My review is a bit more detailed than most that can be found on Web shops and is supplementary to them. It includes a procedure for producing program files by typing the code rather than using the "learning by driving" method. This enables quicker construction of long motion sequences, e.g. picking and repositioning several objects. Click here to download the review as a PDF file.
Review by Bill Graham 060115
Tenma Model 72-7770 Multimeter (Farnell)
This is a palm-sized Digital multimeter, supplied with an elastomeric body-guard, back-light, 50Hz, 3V square wave signal and a pair of probes. This is in addition to a decent specification of 4 digit display, 2mA-10A, 200mV-500V DC, 200-50V AC and 200 Ohm-200MOhm.
This instrument is available from Farnell - Element 14 for £8.12 +VAT at 23rd May 2014.
T-Exchange members commented:
- "Amazing Value. Very useful instrument"
- "Very handy. Worked well for testing old oscilliscope PSU"
- "Needing to unscrew tiny screws to replace batteries is not so great. Slide-off covers are easier."
- "Full (good) English manual is very unusual for the price"
- " On sensitive settings the display can wiggle and be a bit slow to settle"
- "The back-lit display is great for use in dark corners".
PicoScope 2204A - Pocket Digital Oscilloscope
A few weeks ago the poor old Phillips 'scope died. It was 35 years old and at least twice as heavy. Since we need to carry our kit to and from our makerspace meeting room, something portable was called for.
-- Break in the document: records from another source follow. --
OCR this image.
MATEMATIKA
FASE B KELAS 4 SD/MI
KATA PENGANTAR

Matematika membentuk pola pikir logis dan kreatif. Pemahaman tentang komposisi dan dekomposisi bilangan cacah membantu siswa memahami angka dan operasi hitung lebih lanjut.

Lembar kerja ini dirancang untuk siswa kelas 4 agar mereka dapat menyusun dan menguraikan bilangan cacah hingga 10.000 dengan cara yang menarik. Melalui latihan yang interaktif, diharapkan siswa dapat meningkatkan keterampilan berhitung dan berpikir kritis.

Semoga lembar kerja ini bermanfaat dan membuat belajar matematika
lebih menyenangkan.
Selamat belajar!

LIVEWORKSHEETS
The new PicoScope 2204A was quickly identified as in a suitably small price bracket and obtained from Farnell. The first job was to check out the pulses from the optical encoder disc shown in the upper left above.
The DC - 200 pulses/second, were a bit of a laugh to the 10MHz PicoScope but this is the kind of speeds we need to look at in many of our Makerspace projects. The image in the top right shows you the encoder's neat pulse-form and gives you some idea of the comprehensive interface provided by the included PicoScope 6 software (with free upgrades).
The interface has none of the rotary knobs of a conventional oscilloscope but uses drop-down menus that may be a bit baffling to start with. However, a very extensive help manual can be opened at any moment and provides instant answers. See the bottom left picture.
The bottom right picture illustrates that the PicoScope really is a hand-held device that, with a notebook or laptop PC, puts a powerfull, fully-portable oscilloscope in your hands. Not only are there two DC – 10MHz inputs provided but also a signal generator output. This connects to the third BNC conector labelled AWG for Arbitrary Waveform Generator. You can define your own waveform or use a number of standard shapes built in. Very useful.
You can get fuller details from the Farnell – Element 14 web site at:
where the instrument is currently on offer at £119 plus VAT.
The old Phillips oscilloscope cost several thousands of pounds. That's progress, that is.